STRUCTURAL ENGINEER and former professor at VJTI College Jamshed Sukhadwalla (72) has been associated with a citizens’ resistance to the construction of an underground Metro in parts of south Mumbai since March 2015. He has filed over 70 RTI applications, leading to an online campaign to stop tunnelling work under the Atash Behrams, Parsi places of worship. The Supreme Court will hear his petition next on January 4, but Sukhadwalla says a sense of betrayal persists within the community.
“We look at 2019 in a bleak way. Our community has done a lot for the nation and especially for Mumbai. What we wanted was a small change in the alignment,” he says. Worldwide, there are only eight Atash Behrams, fire temples with the highest grade of fire. Four are in Mumbai, and two happen to be along the alignment of the Metro Line 3, running from Colaba through Bandra to SEEPZ, being built by the Mumbai Metro Rail Corporation Ltd (MMRCL).
“In our religion, well water or stream water is very important to carry out the puja in our fire temples. We are not supposed to take pipe water. The draw-down of the well itself violates our sanctity. This question was raised by me at MMRCL in 2016 – what will the MMRCL do to prevent draining of our wells?” he asks.
He says planning for underground projects must involve not only engineering, but also geology, geomorphology, and other considerations. Buildings on Girgaum road, Mumbadevi and other places where the Metro underground tunnelling work is underway all had wells before piped water supply became the norm, he says.
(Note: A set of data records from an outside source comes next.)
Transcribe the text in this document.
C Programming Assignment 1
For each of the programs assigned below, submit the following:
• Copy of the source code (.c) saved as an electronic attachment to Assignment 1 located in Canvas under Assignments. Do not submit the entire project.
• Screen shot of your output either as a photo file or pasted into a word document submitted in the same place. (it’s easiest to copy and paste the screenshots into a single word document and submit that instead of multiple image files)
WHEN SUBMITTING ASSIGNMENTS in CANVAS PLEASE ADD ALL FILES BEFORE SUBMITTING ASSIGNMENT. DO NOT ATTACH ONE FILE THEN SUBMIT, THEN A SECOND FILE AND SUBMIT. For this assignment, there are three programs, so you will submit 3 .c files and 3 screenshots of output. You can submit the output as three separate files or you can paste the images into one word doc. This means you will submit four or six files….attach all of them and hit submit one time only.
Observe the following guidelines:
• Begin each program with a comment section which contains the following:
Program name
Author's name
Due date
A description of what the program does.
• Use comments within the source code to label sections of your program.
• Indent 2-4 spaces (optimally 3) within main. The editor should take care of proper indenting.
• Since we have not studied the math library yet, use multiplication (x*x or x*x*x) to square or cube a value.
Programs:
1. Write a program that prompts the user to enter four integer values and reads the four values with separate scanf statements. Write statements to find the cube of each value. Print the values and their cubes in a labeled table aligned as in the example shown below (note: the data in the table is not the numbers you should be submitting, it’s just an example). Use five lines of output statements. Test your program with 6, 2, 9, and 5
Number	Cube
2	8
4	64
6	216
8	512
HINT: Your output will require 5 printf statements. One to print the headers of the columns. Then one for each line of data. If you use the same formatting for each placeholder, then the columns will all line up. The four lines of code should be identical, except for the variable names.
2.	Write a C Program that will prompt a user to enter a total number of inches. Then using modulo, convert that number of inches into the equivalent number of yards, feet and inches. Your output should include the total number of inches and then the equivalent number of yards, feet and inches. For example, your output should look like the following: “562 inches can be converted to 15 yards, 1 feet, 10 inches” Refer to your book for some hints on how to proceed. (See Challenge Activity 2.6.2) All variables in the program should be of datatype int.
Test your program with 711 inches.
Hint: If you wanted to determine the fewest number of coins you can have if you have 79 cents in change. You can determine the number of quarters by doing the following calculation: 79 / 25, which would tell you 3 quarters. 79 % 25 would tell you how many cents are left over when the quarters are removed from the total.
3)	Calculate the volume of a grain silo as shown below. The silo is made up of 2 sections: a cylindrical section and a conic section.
The community is unhappy that authorities have blamed them for their late reaction to the problem, contending that data given by authorities has been vague and ambiguous. “One of the latest maps put up by MMRCL on April 21, 2018 showed lines that appeared to be much more within the premises of our Atash Behram as compared to what was told to us in the RTI response. When I asked for explanation, the replies were vague,” he says.
The Prime Minister talks about ‘vikas’, he points out, and says, “Progress and development should come so that it benefits citizens, not be at the expense of citizens.”